Metí la mano en mi bolso manchado de vino y saqué un sobre blanco, preparado hacía semanas, esperando el momento oportuno.
Lo tiré a los pies de Grant.
—¿Qué es esto? —graznó.
—Los papeles del divorcio —dije—. Una orden de alejamiento. Y una orden de desalojo. La casa está a mi nombre, Grant. Mi empresa fantasma tiene la escritura. Tienes veinticuatro horas.
Grant se desplomó de rodillas. Sin trabajo. Sin coche. Sin casa.

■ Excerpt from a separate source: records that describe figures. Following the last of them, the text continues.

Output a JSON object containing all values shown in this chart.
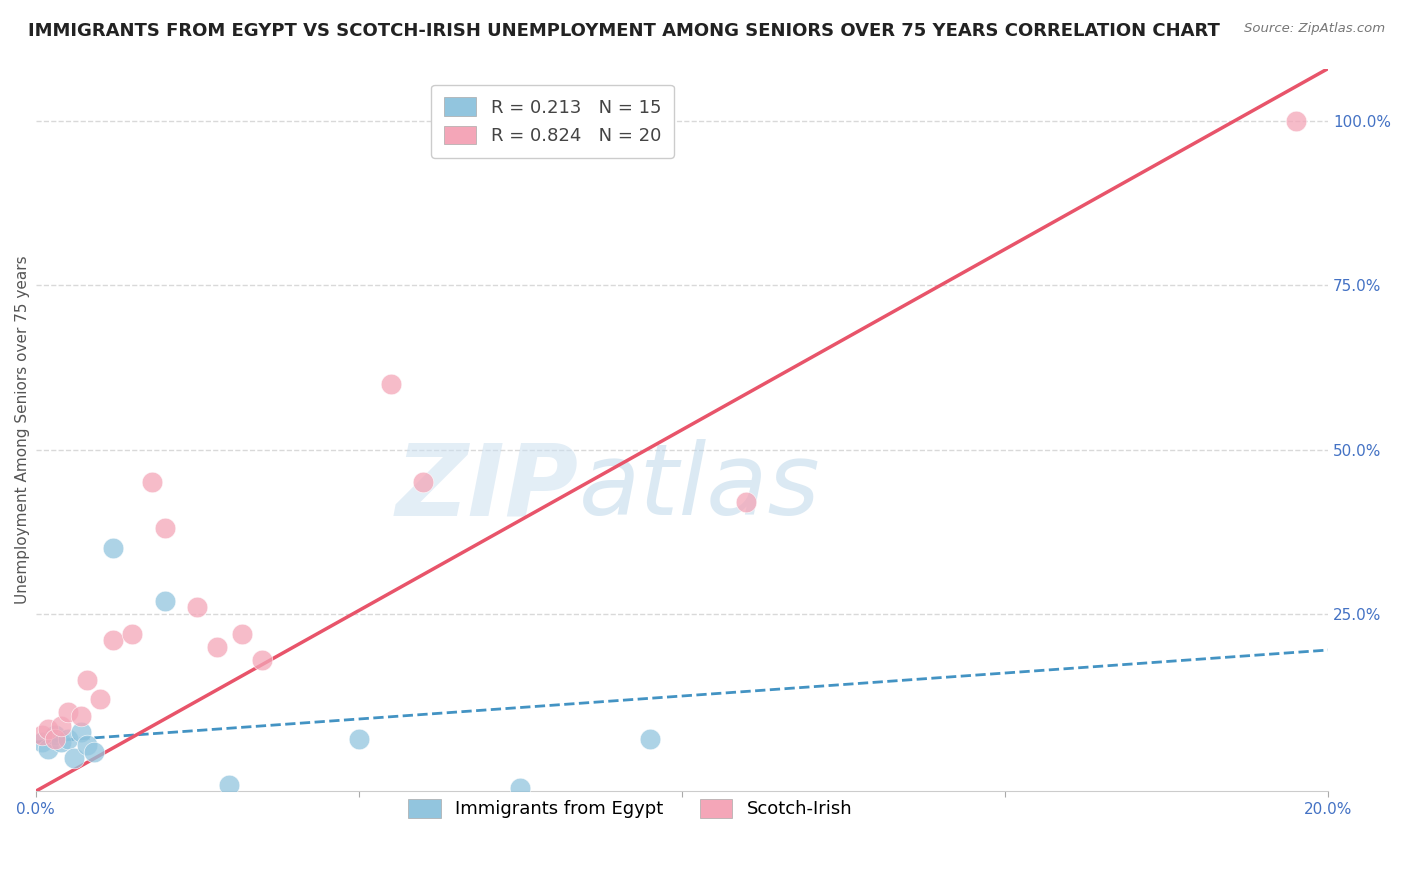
{
  "title": "IMMIGRANTS FROM EGYPT VS SCOTCH-IRISH UNEMPLOYMENT AMONG SENIORS OVER 75 YEARS CORRELATION CHART",
  "source": "Source: ZipAtlas.com",
  "ylabel": "Unemployment Among Seniors over 75 years",
  "watermark_zip": "ZIP",
  "watermark_atlas": "atlas",
  "xlim": [
    0.0,
    0.2
  ],
  "ylim": [
    -0.02,
    1.08
  ],
  "xticks": [
    0.0,
    0.05,
    0.1,
    0.15,
    0.2
  ],
  "xticklabels": [
    "0.0%",
    "",
    "",
    "",
    "20.0%"
  ],
  "yticks_right": [
    0.25,
    0.5,
    0.75,
    1.0
  ],
  "ytick_right_labels": [
    "25.0%",
    "50.0%",
    "75.0%",
    "100.0%"
  ],
  "blue_R": 0.213,
  "blue_N": 15,
  "pink_R": 0.824,
  "pink_N": 20,
  "blue_color": "#92c5de",
  "pink_color": "#f4a6b8",
  "blue_line_color": "#4393c3",
  "pink_line_color": "#e8546a",
  "blue_scatter_x": [
    0.001,
    0.002,
    0.003,
    0.004,
    0.005,
    0.006,
    0.007,
    0.008,
    0.009,
    0.012,
    0.02,
    0.03,
    0.05,
    0.075,
    0.095
  ],
  "blue_scatter_y": [
    0.055,
    0.045,
    0.065,
    0.055,
    0.06,
    0.03,
    0.07,
    0.05,
    0.04,
    0.35,
    0.27,
    -0.01,
    0.06,
    -0.015,
    0.06
  ],
  "pink_scatter_x": [
    0.001,
    0.002,
    0.003,
    0.004,
    0.005,
    0.007,
    0.008,
    0.01,
    0.012,
    0.015,
    0.018,
    0.02,
    0.025,
    0.028,
    0.032,
    0.035,
    0.055,
    0.06,
    0.11,
    0.195
  ],
  "pink_scatter_y": [
    0.065,
    0.075,
    0.06,
    0.08,
    0.1,
    0.095,
    0.15,
    0.12,
    0.21,
    0.22,
    0.45,
    0.38,
    0.26,
    0.2,
    0.22,
    0.18,
    0.6,
    0.45,
    0.42,
    1.0
  ],
  "blue_line_x0": 0.0,
  "blue_line_y0": 0.055,
  "blue_line_x1": 0.2,
  "blue_line_y1": 0.195,
  "pink_line_x0": 0.0,
  "pink_line_y0": -0.02,
  "pink_line_x1": 0.2,
  "pink_line_y1": 1.08,
  "grid_color": "#d9d9d9",
  "background_color": "#ffffff",
  "title_fontsize": 13,
  "axis_label_fontsize": 11,
  "tick_fontsize": 11,
  "legend_fontsize": 13,
  "right_tick_color": "#4472c4",
  "bottom_tick_color": "#4472c4"
}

Sin ilusión.
—Por favor —lloró—. No tengo nada.
—No te voy a dejar sin nada —dije, abriendo la puerta de la limusina—. Te dejo con tu orgullo. Eso es lo que protegiste esta noche. Espero que te mantenga caliente.
Me deslicé dentro del coche.
—¡Celine! —gritó Brooke—. ¿Cómo se supone que vamos a llegar a casa? ¡Se llevaron las llaves!
Bajé la ventanilla a medias.
—He oído que el autobús funciona hasta medianoche —dije—. O puedes caminar. Te dará tiempo a pensar en el precio del vino tinto.
Subí la ventanilla.
Mientras el coche arrancaba, los vi encogerse bajo una farola parpadeante: dos siluetas que se difuminaban en la oscuridad hasta desaparecer.